26 November 2020
COVID-19 has accelerated the need to promote financial literacy as an essential tool for individuals to manage their financial affairs and build greater resilience, speakers highlighted at virtual member training on national financial education strategies (NFES) on 23-25 November.
Co-hosted by Banco de Portugal (BdP), the three-day capacity building event championed AFI’s peer learning model and enabled participants to gain knowledge on the design, implementation and monitoring of NSFE with a special focus on digital financial literacy.
BdP Vice Governor Luís Máximo dos Santos commended the timeliness of the training, citing the global pandemic and a resulting shift in consumer patterns towards the greater use of digital channels, such as mobile apps and online platforms, to conduct transactions and obtain credit.
“Many like us have long considered financial literacy as an essential tool for individuals to manage their financial affairs wisely and to be prepared for the unexpected,” dos Santos said. “But following the outbreak of COVID-19, financial literacy became a survival skill which everyone needs to build greater resilience and to navigate a sea of uncertainty.”
While the shape of the post-COVID world remains unclear, he stated that the new digital economy was here to stay before reminding his peers that investment in digital financial literacy was needed to protect vulnerable groups against cybercrime, such as online fraud and scams.
“Bank customers who were already using digital channels typically increased their use, while those less familiar with new technologies were compelled to enter the digital age, often ill-prepared to do so,” he said. “Not surprisingly, cybercrime rose to record highs in 2020, hand-in-hand with the sharp increase in the number of bank customers going online.”
AFI Executive Director Dr. Alfred Hannig added that women, youth and other disadvantaged groups were also more likely to be left behind by a digital divide and that efforts to promote digital financial literacy must consider barriers faced by those groups when designing suitable content and messages.
“Digital drive is indeed the way forward to reach out to those financially excluded and ensure that no one is left behind,” he said. “As economies strive to build back better, financial education and financial literacy need to occupy the center stage of recovery efforts.”
He noted that while foundation topics such as basic financial principles, interest, personal finance and budgeting should be covered in schools, continued and structured financial education at all levels of education helps build societies where people can better plan for future events. This, in turn, supports financial stability and contributes to sustainable and economic development.
NFES, he explained, must therefore aim to build nationwide financial education infrastructure that provides equal opportunities for all. They must also pay special attention to the financially excluded, illiterate or innumerate segments so that populations can make more informed choices about financial products and services or better understand government financial assistance programs.

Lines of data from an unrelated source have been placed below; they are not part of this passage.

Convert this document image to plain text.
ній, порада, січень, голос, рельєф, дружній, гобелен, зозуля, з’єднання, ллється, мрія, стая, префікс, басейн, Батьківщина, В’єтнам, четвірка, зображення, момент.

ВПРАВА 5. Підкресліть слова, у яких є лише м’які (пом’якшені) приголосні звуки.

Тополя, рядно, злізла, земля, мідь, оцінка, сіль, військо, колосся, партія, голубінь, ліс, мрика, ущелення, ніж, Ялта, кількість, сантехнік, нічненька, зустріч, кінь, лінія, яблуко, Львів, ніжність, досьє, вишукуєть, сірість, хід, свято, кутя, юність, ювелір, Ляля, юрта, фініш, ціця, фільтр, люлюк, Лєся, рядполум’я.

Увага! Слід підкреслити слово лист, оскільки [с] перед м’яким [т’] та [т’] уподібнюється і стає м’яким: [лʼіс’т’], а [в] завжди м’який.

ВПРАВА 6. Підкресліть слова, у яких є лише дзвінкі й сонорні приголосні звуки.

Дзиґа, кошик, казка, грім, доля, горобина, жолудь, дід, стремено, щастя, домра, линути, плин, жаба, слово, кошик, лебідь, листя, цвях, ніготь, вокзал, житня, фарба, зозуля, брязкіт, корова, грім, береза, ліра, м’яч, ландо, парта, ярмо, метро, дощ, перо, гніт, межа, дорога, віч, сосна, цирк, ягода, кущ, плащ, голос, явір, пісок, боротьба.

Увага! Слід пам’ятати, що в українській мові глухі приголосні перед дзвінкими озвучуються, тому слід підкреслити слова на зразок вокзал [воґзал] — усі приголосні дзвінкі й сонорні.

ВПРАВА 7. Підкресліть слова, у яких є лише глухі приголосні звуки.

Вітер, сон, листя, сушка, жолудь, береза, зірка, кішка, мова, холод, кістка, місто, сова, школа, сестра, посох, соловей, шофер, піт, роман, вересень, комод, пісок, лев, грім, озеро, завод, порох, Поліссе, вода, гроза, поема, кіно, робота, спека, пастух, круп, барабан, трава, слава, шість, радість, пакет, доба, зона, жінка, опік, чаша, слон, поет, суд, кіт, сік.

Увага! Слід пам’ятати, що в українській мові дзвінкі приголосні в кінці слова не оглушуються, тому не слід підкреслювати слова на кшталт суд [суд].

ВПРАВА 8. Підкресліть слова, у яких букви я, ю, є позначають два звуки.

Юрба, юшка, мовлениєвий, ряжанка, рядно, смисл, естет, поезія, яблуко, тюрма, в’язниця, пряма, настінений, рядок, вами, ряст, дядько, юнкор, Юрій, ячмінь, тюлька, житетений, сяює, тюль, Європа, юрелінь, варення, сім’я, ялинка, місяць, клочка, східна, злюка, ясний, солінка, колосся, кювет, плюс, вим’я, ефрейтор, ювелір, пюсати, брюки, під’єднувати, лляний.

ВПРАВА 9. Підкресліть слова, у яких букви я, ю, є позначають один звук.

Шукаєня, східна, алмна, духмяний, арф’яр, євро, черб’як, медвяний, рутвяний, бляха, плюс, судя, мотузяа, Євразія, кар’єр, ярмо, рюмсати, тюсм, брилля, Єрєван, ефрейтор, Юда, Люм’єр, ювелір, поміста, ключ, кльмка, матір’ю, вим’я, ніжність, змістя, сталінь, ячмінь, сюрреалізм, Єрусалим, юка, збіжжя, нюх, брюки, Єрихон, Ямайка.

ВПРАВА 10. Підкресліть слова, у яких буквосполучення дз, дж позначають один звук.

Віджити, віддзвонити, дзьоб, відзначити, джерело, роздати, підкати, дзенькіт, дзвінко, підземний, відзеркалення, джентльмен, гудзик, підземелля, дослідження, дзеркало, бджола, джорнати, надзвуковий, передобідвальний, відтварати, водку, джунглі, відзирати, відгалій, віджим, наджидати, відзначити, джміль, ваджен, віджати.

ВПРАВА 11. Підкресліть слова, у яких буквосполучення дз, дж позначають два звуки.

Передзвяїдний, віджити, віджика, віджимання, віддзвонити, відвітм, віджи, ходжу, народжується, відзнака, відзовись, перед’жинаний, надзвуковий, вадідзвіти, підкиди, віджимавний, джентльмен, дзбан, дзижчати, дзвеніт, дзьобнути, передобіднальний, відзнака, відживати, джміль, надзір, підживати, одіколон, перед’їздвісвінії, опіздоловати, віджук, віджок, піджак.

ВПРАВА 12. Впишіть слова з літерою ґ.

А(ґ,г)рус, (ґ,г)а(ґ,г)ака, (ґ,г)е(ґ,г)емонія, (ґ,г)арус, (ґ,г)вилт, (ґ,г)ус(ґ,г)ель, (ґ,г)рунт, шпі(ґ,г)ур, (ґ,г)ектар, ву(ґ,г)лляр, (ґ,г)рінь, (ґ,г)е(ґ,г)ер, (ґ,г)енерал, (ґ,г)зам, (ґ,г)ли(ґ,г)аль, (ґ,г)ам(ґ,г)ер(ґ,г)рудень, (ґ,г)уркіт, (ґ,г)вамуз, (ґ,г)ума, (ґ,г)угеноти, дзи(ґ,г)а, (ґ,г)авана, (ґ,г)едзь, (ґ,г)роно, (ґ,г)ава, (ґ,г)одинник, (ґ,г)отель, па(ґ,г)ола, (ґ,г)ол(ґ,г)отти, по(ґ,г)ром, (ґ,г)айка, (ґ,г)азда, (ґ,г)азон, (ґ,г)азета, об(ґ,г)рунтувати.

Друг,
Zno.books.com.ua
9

Providing a focal point for policy initiatives and knowledge products that are elavating the importance of NFES in member countries is AFI’s Consumer Empowerment and Market Conduct Working Group. Among the working group’s landmark publications is a financial capability barometer that guides regulators in setting effective policy priorities, strategies and benchmarks for the development of financial education programs, and monitoring the implementation of NFES and ensuring public accountability.
Over 110 participants from 40 AFI member institutions took part in the event to learn about the key phases of an NFES, important delivery channels for financial education, effective institutional structures and the importance of integrating digital financial literacy and design initiatives to serve specific groups, such as women and youth.
Owing to their popularity among members, NFES and digital financial literacy often feature heavily in capacity building events, with both topics explored during member training earlier this year with members of AFI’s Eastern Europe & Central Asia Initiative.
BdP shared its journey into developing its strategy, policies and initiatives on financial education so that participants understand key considerations behind an NSFE and gain insight from the perspective of Portugal’s central bank. The central bank also provided perspectives into the effective establishment of institutional structures and digital financial literacy as a key pillar of an NFES.
Participants highlighted that every country requires a comprehensive NSFE and this training clearly brought out the importance of having a one, especially during challenging times such is COVID-19 crisis. Some of the institutions have committed to launching financial education program for women and received knowledge on what should be strategic pillars and delivery channels. This training helped member institutions recap their next actions and come up with new ways of collaborating with stakeholders to reach our target groups and to measure effectiveness.
Banco de Portugal and AFI held three capacity building events since 2017, when two institutions partnered by signing a Memorandum of Understanding (MoU) to collaborate on implementing capacity building programs to promote financial inclusion and financial education in Portuguese-speaking countries.
Last year, BdP and AFI conducted similar training in Lisbon as part of an agreement to promote financial inclusion and education in Lusophone countries through the exchange of information, studies, research, activities and materials.
Capacity building cooperation between BdP and AFI is organized as part of the network’s developing-developed countries dialogue (3D) platform, which provides a unique opportunity to directly share and learn from practical experience, best practices and expert opinions between AFI members and their peers from the developed countries.